South of the border, Hollywood has adapted to the new reality for some time: that a DVD release can be as lucrative – if not several times more lucrative – than a theatrical release.
The average time between the two platform launches has been shrinking, and studios have now begun doing press junkets strictly for DVD releases.
According to consultant Howard Lichtman of the Lightning Group, the average window between theatrical and home video has shrunk from five months and 16 days in 2000 to four months and eight days in 2006.
In a further sign that ancillary markets are no longer so ancillary, director Steven Soderbergh released his 2005 feature Bubble in theaters and on cable simultaneously, and on DVD just three days later.
But for Canadian filmmakers who have faced an uphill battle at cinemas, the potential of DVD is relatively more significant. Noah Segal, SVP of home entertainment at Alliance Atlantis, characterizes DVD sales as the ‘saving grace’ for many releases. Although AA does not make its DVD sales numbers public, Segal points to examples of DVD’s power to find an audience.
‘Trailer Park Boys The Movie did well theatrically [$3.7 million], but on DVD, it hit a home run,’ he says of the feature inspired by the popular Showcase series. The home video release landed the foul-mouthed trio at number two on the Nielsen VideoScan sales chart back in February.

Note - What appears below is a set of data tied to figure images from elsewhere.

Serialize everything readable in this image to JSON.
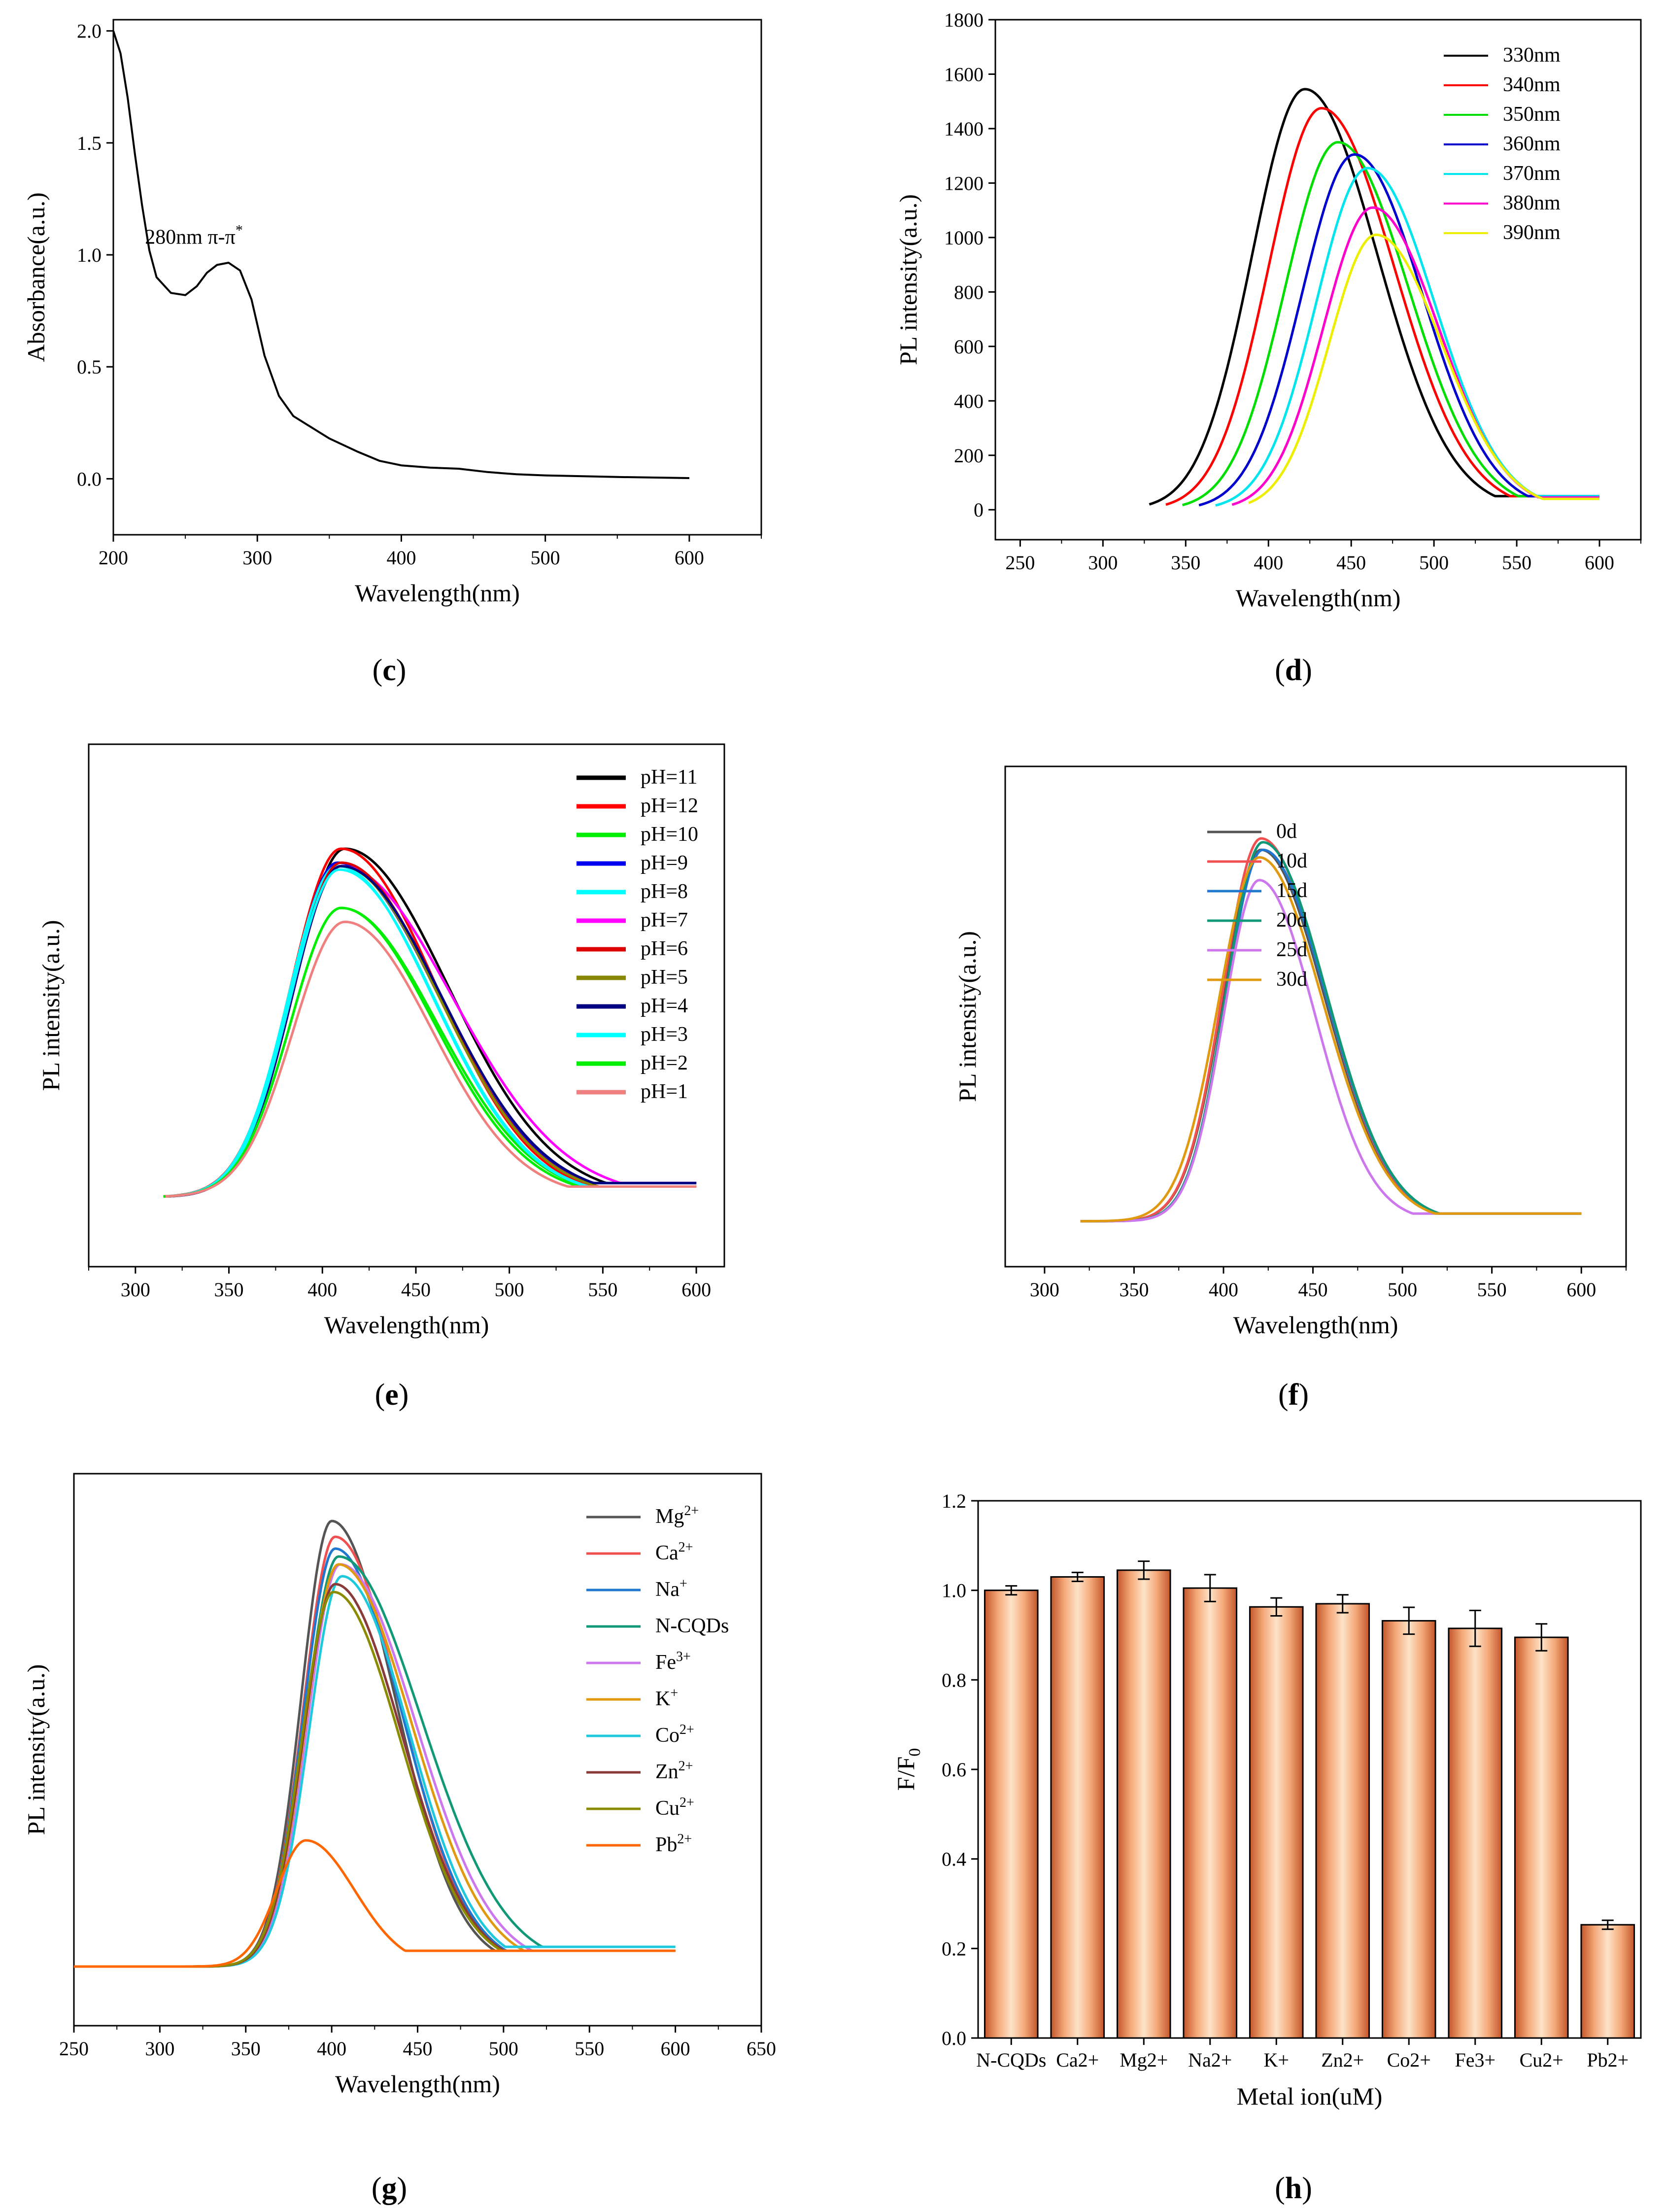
{
  "chart_data": [
    {
      "id": "c",
      "panel_label": "c",
      "type": "line",
      "title": "",
      "xlabel": "Wavelength(nm)",
      "ylabel": "Absorbance(a.u.)",
      "xlim": [
        200,
        650
      ],
      "ylim": [
        -0.25,
        2.05
      ],
      "xticks": [
        200,
        300,
        400,
        500,
        600
      ],
      "yticks": [
        0.0,
        0.5,
        1.0,
        1.5,
        2.0
      ],
      "ytick_labels": [
        "0.0",
        "0.5",
        "1.0",
        "1.5",
        "2.0"
      ],
      "annotation": {
        "text": "280nm π-π",
        "sup": "*",
        "x": 222,
        "y": 1.05
      },
      "series": [
        {
          "name": "Absorbance",
          "color": "#000000",
          "width": 4,
          "points": [
            [
              200,
              2.0
            ],
            [
              205,
              1.9
            ],
            [
              210,
              1.7
            ],
            [
              215,
              1.45
            ],
            [
              220,
              1.22
            ],
            [
              225,
              1.02
            ],
            [
              230,
              0.9
            ],
            [
              240,
              0.83
            ],
            [
              250,
              0.82
            ],
            [
              258,
              0.86
            ],
            [
              265,
              0.92
            ],
            [
              272,
              0.955
            ],
            [
              280,
              0.965
            ],
            [
              288,
              0.93
            ],
            [
              296,
              0.8
            ],
            [
              305,
              0.55
            ],
            [
              315,
              0.37
            ],
            [
              325,
              0.28
            ],
            [
              335,
              0.24
            ],
            [
              350,
              0.18
            ],
            [
              370,
              0.12
            ],
            [
              385,
              0.08
            ],
            [
              400,
              0.06
            ],
            [
              420,
              0.05
            ],
            [
              440,
              0.045
            ],
            [
              460,
              0.03
            ],
            [
              480,
              0.02
            ],
            [
              500,
              0.015
            ],
            [
              550,
              0.008
            ],
            [
              600,
              0.003
            ]
          ]
        }
      ]
    },
    {
      "id": "d",
      "panel_label": "d",
      "type": "line",
      "title": "",
      "xlabel": "Wavelength(nm)",
      "ylabel": "PL intensity(a.u.)",
      "xlim": [
        235,
        625
      ],
      "ylim": [
        -110,
        1800
      ],
      "xticks": [
        250,
        300,
        350,
        400,
        450,
        500,
        550,
        600
      ],
      "yticks": [
        0,
        200,
        400,
        600,
        800,
        1000,
        1200,
        1400,
        1600,
        1800
      ],
      "legend_position": "top-right",
      "series": [
        {
          "name": "330nm",
          "color": "#000000",
          "start": 328,
          "peak": 422,
          "amp": 1545,
          "sl": 45,
          "sr": 62,
          "end_val": 50
        },
        {
          "name": "340nm",
          "color": "#ff0000",
          "start": 338,
          "peak": 432,
          "amp": 1475,
          "sl": 45,
          "sr": 62,
          "end_val": 50
        },
        {
          "name": "350nm",
          "color": "#00dd00",
          "start": 348,
          "peak": 442,
          "amp": 1350,
          "sl": 45,
          "sr": 60,
          "end_val": 50
        },
        {
          "name": "360nm",
          "color": "#0000cc",
          "start": 358,
          "peak": 452,
          "amp": 1305,
          "sl": 45,
          "sr": 58,
          "end_val": 50
        },
        {
          "name": "370nm",
          "color": "#00e5ee",
          "start": 368,
          "peak": 460,
          "amp": 1255,
          "sl": 44,
          "sr": 57,
          "end_val": 50
        },
        {
          "name": "380nm",
          "color": "#ff00cc",
          "start": 378,
          "peak": 463,
          "amp": 1110,
          "sl": 42,
          "sr": 56,
          "end_val": 45
        },
        {
          "name": "390nm",
          "color": "#eeee00",
          "start": 388,
          "peak": 465,
          "amp": 1010,
          "sl": 40,
          "sr": 56,
          "end_val": 40
        }
      ]
    },
    {
      "id": "e",
      "panel_label": "e",
      "type": "line",
      "title": "",
      "xlabel": "Wavelength(nm)",
      "ylabel": "PL intensity(a.u.)",
      "xlim": [
        275,
        615
      ],
      "ylim": [
        -20,
        130
      ],
      "xticks": [
        300,
        350,
        400,
        450,
        500,
        550,
        600
      ],
      "yticks": [],
      "legend_position": "top-right",
      "series": [
        {
          "name": "pH=11",
          "color": "#000000",
          "start": 315,
          "peak": 412,
          "amp": 100,
          "sl": 38,
          "sr": 78,
          "end_val": 4
        },
        {
          "name": "pH=12",
          "color": "#ff0000",
          "start": 315,
          "peak": 410,
          "amp": 100,
          "sl": 38,
          "sr": 72,
          "end_val": 3
        },
        {
          "name": "pH=10",
          "color": "#00ee00",
          "start": 315,
          "peak": 410,
          "amp": 83,
          "sl": 38,
          "sr": 72,
          "end_val": 3
        },
        {
          "name": "pH=9",
          "color": "#0000ee",
          "start": 320,
          "peak": 408,
          "amp": 96,
          "sl": 36,
          "sr": 76,
          "end_val": 4
        },
        {
          "name": "pH=8",
          "color": "#00ffff",
          "start": 318,
          "peak": 408,
          "amp": 95,
          "sl": 37,
          "sr": 72,
          "end_val": 3
        },
        {
          "name": "pH=7",
          "color": "#ff00ff",
          "start": 318,
          "peak": 410,
          "amp": 95,
          "sl": 37,
          "sr": 84,
          "end_val": 4
        },
        {
          "name": "pH=6",
          "color": "#dd0000",
          "start": 317,
          "peak": 410,
          "amp": 96,
          "sl": 37,
          "sr": 74,
          "end_val": 3
        },
        {
          "name": "pH=5",
          "color": "#888800",
          "start": 317,
          "peak": 410,
          "amp": 95,
          "sl": 37,
          "sr": 74,
          "end_val": 3
        },
        {
          "name": "pH=4",
          "color": "#000080",
          "start": 318,
          "peak": 410,
          "amp": 95,
          "sl": 37,
          "sr": 76,
          "end_val": 4
        },
        {
          "name": "pH=3",
          "color": "#00ffff",
          "start": 318,
          "peak": 409,
          "amp": 94,
          "sl": 37,
          "sr": 72,
          "end_val": 3
        },
        {
          "name": "pH=2",
          "color": "#00ee00",
          "start": 316,
          "peak": 410,
          "amp": 83,
          "sl": 38,
          "sr": 70,
          "end_val": 3
        },
        {
          "name": "pH=1",
          "color": "#f08080",
          "start": 316,
          "peak": 412,
          "amp": 79,
          "sl": 39,
          "sr": 66,
          "end_val": 3
        }
      ]
    },
    {
      "id": "f",
      "panel_label": "f",
      "type": "line",
      "title": "",
      "xlabel": "Wavelength(nm)",
      "ylabel": "PL intensity(a.u.)",
      "xlim": [
        278,
        625
      ],
      "ylim": [
        -12,
        120
      ],
      "xticks": [
        300,
        350,
        400,
        450,
        500,
        550,
        600
      ],
      "yticks": [],
      "legend_position": "top-left",
      "series": [
        {
          "name": "0d",
          "color": "#555555",
          "start": 320,
          "peak": 421,
          "amp": 98,
          "sl": 30,
          "sr": 50,
          "end_val": 2
        },
        {
          "name": "10d",
          "color": "#f05050",
          "start": 320,
          "peak": 421,
          "amp": 101,
          "sl": 30,
          "sr": 50,
          "end_val": 2
        },
        {
          "name": "15d",
          "color": "#1f77d0",
          "start": 320,
          "peak": 422,
          "amp": 98,
          "sl": 29,
          "sr": 50,
          "end_val": 2
        },
        {
          "name": "20d",
          "color": "#119977",
          "start": 320,
          "peak": 422,
          "amp": 100,
          "sl": 29,
          "sr": 50,
          "end_val": 2
        },
        {
          "name": "25d",
          "color": "#cc77ee",
          "start": 320,
          "peak": 420,
          "amp": 90,
          "sl": 28,
          "sr": 44,
          "end_val": 2
        },
        {
          "name": "30d",
          "color": "#e09a10",
          "start": 320,
          "peak": 420,
          "amp": 96,
          "sl": 32,
          "sr": 50,
          "end_val": 2
        }
      ]
    },
    {
      "id": "g",
      "panel_label": "g",
      "type": "line",
      "title": "",
      "xlabel": "Wavelength(nm)",
      "ylabel": "PL intensity(a.u.)",
      "xlim": [
        250,
        650
      ],
      "ylim": [
        -15,
        125
      ],
      "xticks": [
        250,
        300,
        350,
        400,
        450,
        500,
        550,
        600,
        650
      ],
      "yticks": [],
      "legend_position": "top-right",
      "legend_sup": [
        "2+",
        "2+",
        "+",
        "",
        "3+",
        "+",
        "2+",
        "2+",
        "2+",
        "2+"
      ],
      "legend_base": [
        "Mg",
        "Ca",
        "Na",
        "N-CQDs",
        "Fe",
        "K",
        "Co",
        "Zn",
        "Cu",
        "Pb"
      ],
      "series": [
        {
          "name": "Mg2+",
          "color": "#555555",
          "start": 250,
          "peak": 400,
          "amp": 113,
          "sl": 25,
          "sr": 52,
          "end_val": 4
        },
        {
          "name": "Ca2+",
          "color": "#f05050",
          "start": 250,
          "peak": 402,
          "amp": 109,
          "sl": 26,
          "sr": 54,
          "end_val": 4
        },
        {
          "name": "Na+",
          "color": "#1f77d0",
          "start": 250,
          "peak": 402,
          "amp": 106,
          "sl": 26,
          "sr": 55,
          "end_val": 4
        },
        {
          "name": "N-CQDs",
          "color": "#119977",
          "start": 250,
          "peak": 404,
          "amp": 104,
          "sl": 27,
          "sr": 68,
          "end_val": 5
        },
        {
          "name": "Fe3+",
          "color": "#cc77ee",
          "start": 250,
          "peak": 405,
          "amp": 102,
          "sl": 27,
          "sr": 62,
          "end_val": 4
        },
        {
          "name": "K+",
          "color": "#e09a10",
          "start": 250,
          "peak": 404,
          "amp": 102,
          "sl": 27,
          "sr": 60,
          "end_val": 4
        },
        {
          "name": "Co2+",
          "color": "#1ec8dd",
          "start": 250,
          "peak": 406,
          "amp": 99,
          "sl": 27,
          "sr": 55,
          "end_val": 5
        },
        {
          "name": "Zn2+",
          "color": "#8b3a3a",
          "start": 250,
          "peak": 402,
          "amp": 97,
          "sl": 26,
          "sr": 55,
          "end_val": 4
        },
        {
          "name": "Cu2+",
          "color": "#8b8b00",
          "start": 250,
          "peak": 401,
          "amp": 95,
          "sl": 26,
          "sr": 55,
          "end_val": 4
        },
        {
          "name": "Pb2+",
          "color": "#ff6600",
          "start": 250,
          "peak": 385,
          "amp": 32,
          "sl": 24,
          "sr": 40,
          "end_val": 4
        }
      ]
    },
    {
      "id": "h",
      "panel_label": "h",
      "type": "bar",
      "title": "",
      "xlabel": "Metal ion(uM)",
      "ylabel": "F/F",
      "ylabel_sub": "0",
      "ylim": [
        0.0,
        1.2
      ],
      "yticks": [
        0.0,
        0.2,
        0.4,
        0.6,
        0.8,
        1.0,
        1.2
      ],
      "ytick_labels": [
        "0.0",
        "0.2",
        "0.4",
        "0.6",
        "0.8",
        "1.0",
        "1.2"
      ],
      "categories": [
        "N-CQDs",
        "Ca2+",
        "Mg2+",
        "Na2+",
        "K+",
        "Zn2+",
        "Co2+",
        "Fe3+",
        "Cu2+",
        "Pb2+"
      ],
      "values": [
        1.0,
        1.03,
        1.045,
        1.005,
        0.963,
        0.97,
        0.932,
        0.915,
        0.895,
        0.253
      ],
      "errors": [
        0.01,
        0.01,
        0.02,
        0.03,
        0.02,
        0.02,
        0.03,
        0.04,
        0.03,
        0.01
      ]
    }
  ]
}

Segal also cites the doc Metal: A Headbanger’s Journey, which he executive produced. ‘On DVD, it did unbelievably well. People were lining up at HMV to get their DVDs signed.’
And yet, Noble points out, Telefilm Canada’s system of financing still rewards distributors for their theatrical releases of films, with less emphasis on home video.
Douglas Chow, deputy director of strategic communications for Telefilm, acknowledges that there is currently no financing specifically for DVD releases, but rather ‘that would be part of the film’s overall marketing plan. Our main mandate is theatrical release, but there is also support for ancillary releasing, and under that falls DVD releases.’
Chow concedes that DVDs have proven a massive force in the overall movie marketplace, but says Telefilm ‘has no plans to change its policy at the moment.’
But by the time it does, the public funder might be facing another entirely different landscape. Segal notes that overall sales for DVD have flattened in the past year or so in the interactive world.
‘Now people have TiVos, they have the Internet… That means it’s harder for those distributing to control the supply chain,’ he says.
It’s all part of a future predicted by the likes of Microsoft’s Bill Gates, who believes that in a few years everyone will simply be ordering movies online, rather than bothering with rentals or purchases, even with the rise of the superior quality HD-DVD and Blu-Ray formats.
On the other hand, Lichtman says, home video shouldn’t be written off any time soon. The industry was taken aback by the initial sales boom for the format, and consumers are still drawn to them, he says. According to his figures, DVD sales and rentals have been up 2.5% since 2005. That’s not much of a jump, but given the massive growth DVD sales had shown in previous years, he says a slowdown was inevitable.
Lichtman also points to several Hollywood films that earned far more on DVD than theatrically, including Napoleon Dynamite (US$140 million vs. US$45 million in North America), The Notebook (US$168 million vs. US$81 million) and David Cronenberg’s A History of Violence (US$50 million vs. US$32 million).
But as the DVD market continues to become more crowded, Canadian features will face the same challenges many Hollywood films do. ‘Plenty of films,’ he says, ‘just don’t catch on with an audience, in Canada or the U.S.’